代碼運行的結果是在指定的文件夾下分別創建訓練集、測試集和驗證集文件夾,並且每個文件夾下包含了JPEGImages和Annotations兩個子文件夾來存放結果。

到這裏用於目標檢測的數據集已經準備好了。下面我們介紹整個檢測模型的框架。

檢測框架

本文用的檢測思路非常直觀,總的來講分爲候選區域提取、HOG特徵提取和SVM分類。

候選區域提取

理論上可以通過設置不同的滑動窗口對整張圖像進行遍歷,但是這樣做不僅計算太大,而且窗口的大小也不好把握。考慮到我們要檢測的交通標誌都有比較規則的幾何形狀和顏色信息,我們可以通過檢測形狀(平行四邊形、橢圓)和顏色(紅色、藍色等)來實現初步的預處理以減少計算量,提高檢測效率。這裏我們以僅顏色信息爲例介紹。

由於需要檢測的6類標誌主要是紅色和藍色(或者紅藍結合),環境中的不同光照強度可能會使顏色變化較大因此給定一張圖像,先在HSV空間中通過顏色閾值分割選出藍色和紅色對應的區域得到二值化圖像。然後對二值化圖像進行凸包檢測(可通過OpenCV實現),下圖給出了一個示例:


bin_img

可以看出,經過二值化處理後,圖像中的3個標誌(其中2個標誌是我們需要檢測識別的)的輪廓信息都被保留下來了。但是存在依然存在一些問題:(1)背景噪聲較多,這會導致檢測更多的凸包,從而影響檢測速度和精度;(2)三個標誌離得很近,可能會導致只檢測出一個凸包。我之前考慮過用腐蝕膨脹來濾除一部分的噪聲,但在實驗的時候發現這會導致更多的漏檢。這是因爲在腐蝕膨脹的時候部分標誌的輪廓信息很有可能會被破壞(尤其是禁止鳴笛標誌),導致在凸包檢測的階段被遺漏。所以在最終測試的時候並沒有使用腐蝕膨脹操作。下面給出閾值化處理和凸包檢測的函數:

def preprocess_img(imgBGR, erode_dilate=True):
    """preprocess the image for contour detection.
    Args:
        imgBGR: source image.
        erode_dilate: erode and dilate or not.
    Return:
        img_bin: a binary image (blue and red).

    """
    rows, cols, _ = imgBGR.shape
    imgHSV = cv2.cvtColor(imgBGR, cv2.COLOR_BGR2HSV)
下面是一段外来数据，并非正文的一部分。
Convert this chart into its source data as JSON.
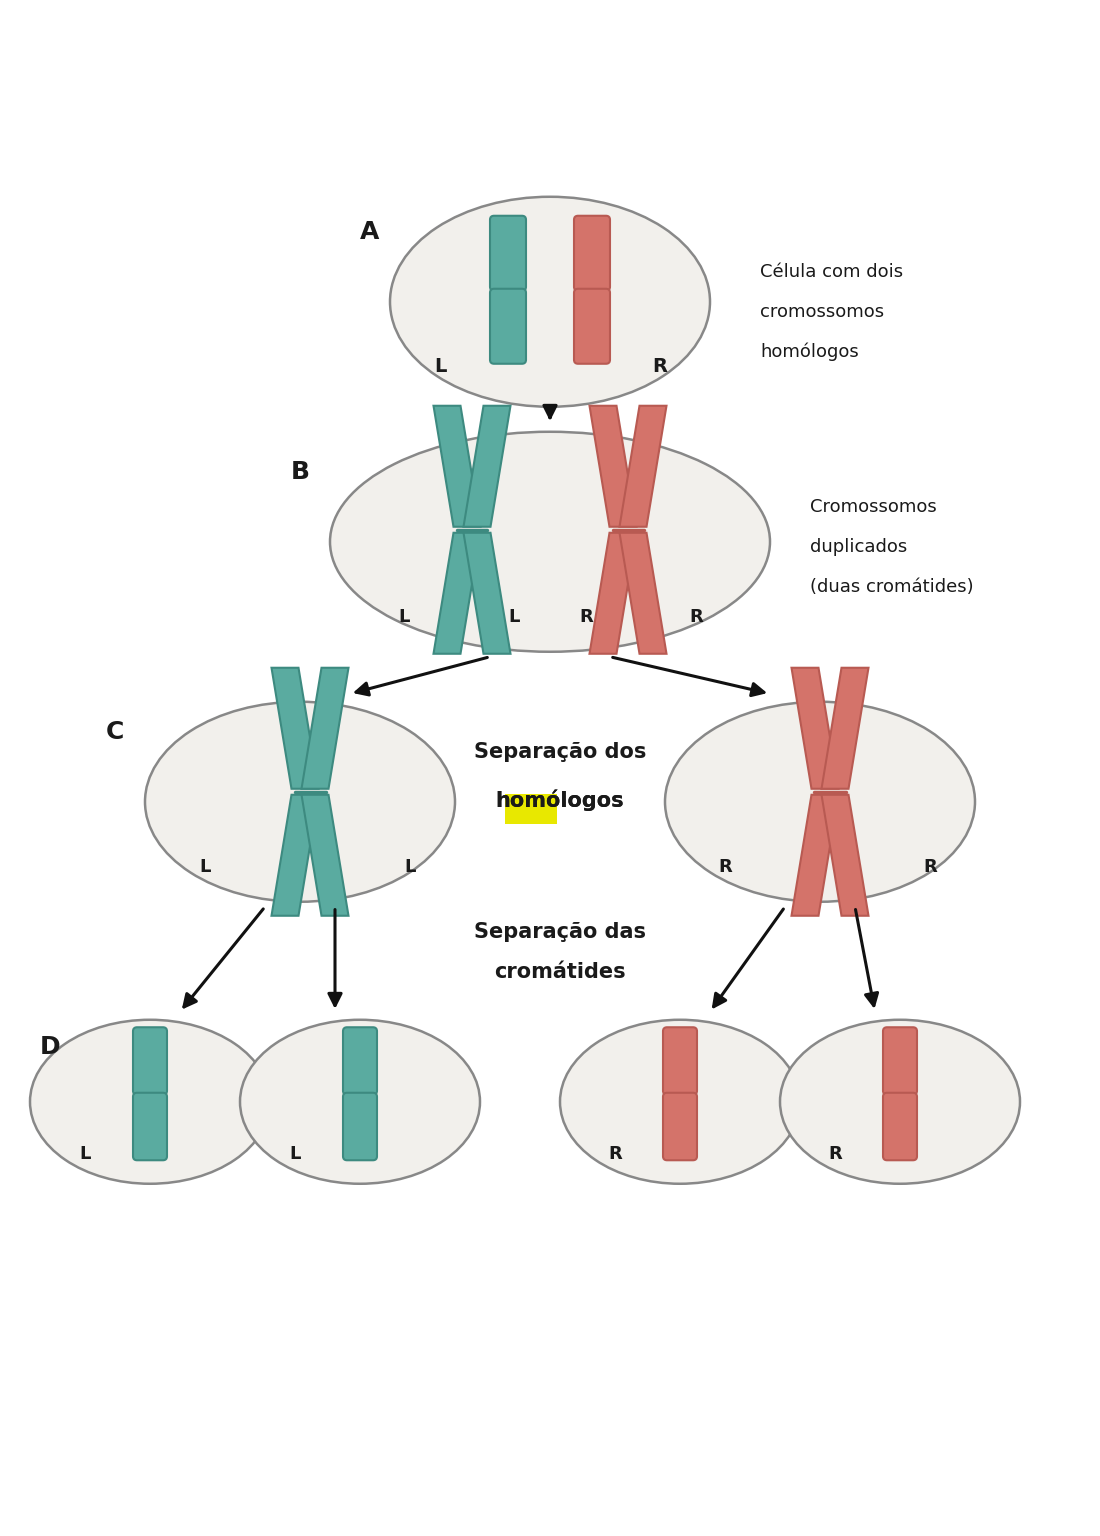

    Bmin = np.array([100, 43, 46])
    Bmax = np.array([124, 255, 255])
    img_Bbin = cv2.inRange(imgHSV,Bmin, Bmax)

    Rmin1 = np.array([0, 43, 46])
    Rmax1 = np.array([10, 255, 255])
    img_Rbin1 = cv2.inRange(imgHSV,Rmin1, Rmax1)

    Rmin2 = np.array([156, 43, 46])
    Rmax2 = np.array([180, 255, 255])
    img_Rbin2 = cv2.inRange(imgHSV,Rmin2, Rmax2)
    img_Rbin = np.maximum(img_Rbin1, img_Rbin2)
    img_bin = np.maximum(img_Bbin, img_Rbin)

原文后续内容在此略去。